We have also talked to each other in the past about how feasting glorifies God, so we love the idea of using our daily to food to glorify Him as well. Food should do more than just fill our bellies and build our bones and muscles. When we make our food beautiful and appealing rather than approaching it in a purely utilitarian sense, we are better able to appreciate the wonder of God’s creation and His daily gifts to us.
To celebrate these new changes, I have a potted mint plant. It seemed like a good place to start, since mint is notoriously difficult to kill. If it survives until next payday, I plan to reward myself with a potted parsley plant, followed by basil and cilantro if I can find them. I love fresh cilantro, but it’s last on my list because:
A. It’s cheap and plentiful in South Texas. Any WalMart produce department will provide a big bunch of fresh cilantro for 28 cents, and
B. Most of my family does not appreciate the flavor of fresh cilantro as much as I do.

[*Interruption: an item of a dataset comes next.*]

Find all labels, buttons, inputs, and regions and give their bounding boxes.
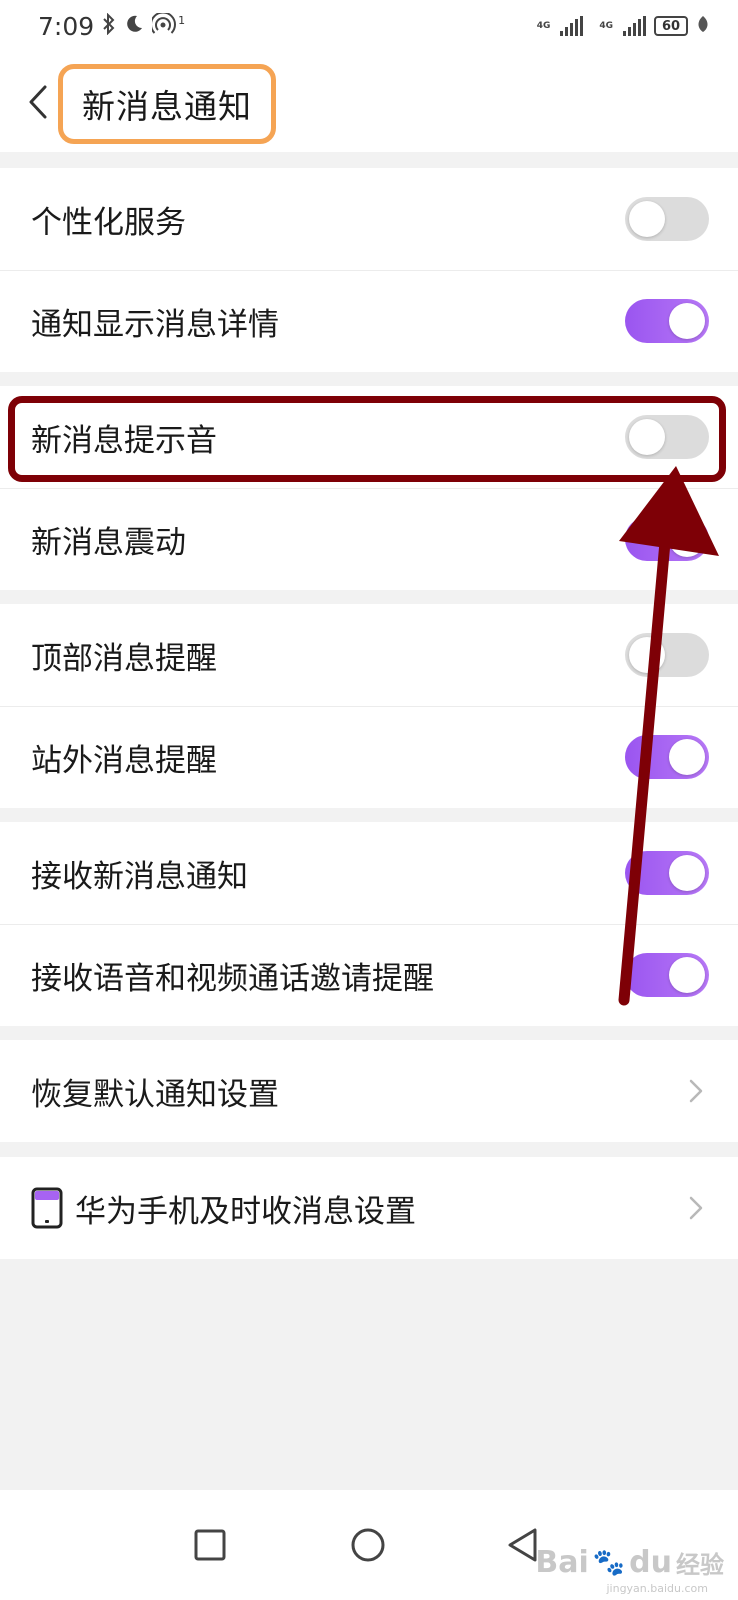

I’m finding new joy in cooking and serving modest portions of rich foods that seemed too expensive in the larger quantities that I thought our family required. A little heavy cream goes a long way, and a single portobello cap can be sliced into 10 small portions. Sauteed in butter or bacon grease with some salt and pepper, a sprinkle of balsamic vinegar, and a splash of heavy cream, it’s pure heaven – and most of the little kids don’t know it, so the wiser among us can eat theirs too.
And French cooking? We may just give it a shot. Perry ordered me a copy of Julia Child’s Mastering the Art of French Cooking, and I have to admit that I’m more than a little eager for it to arrive!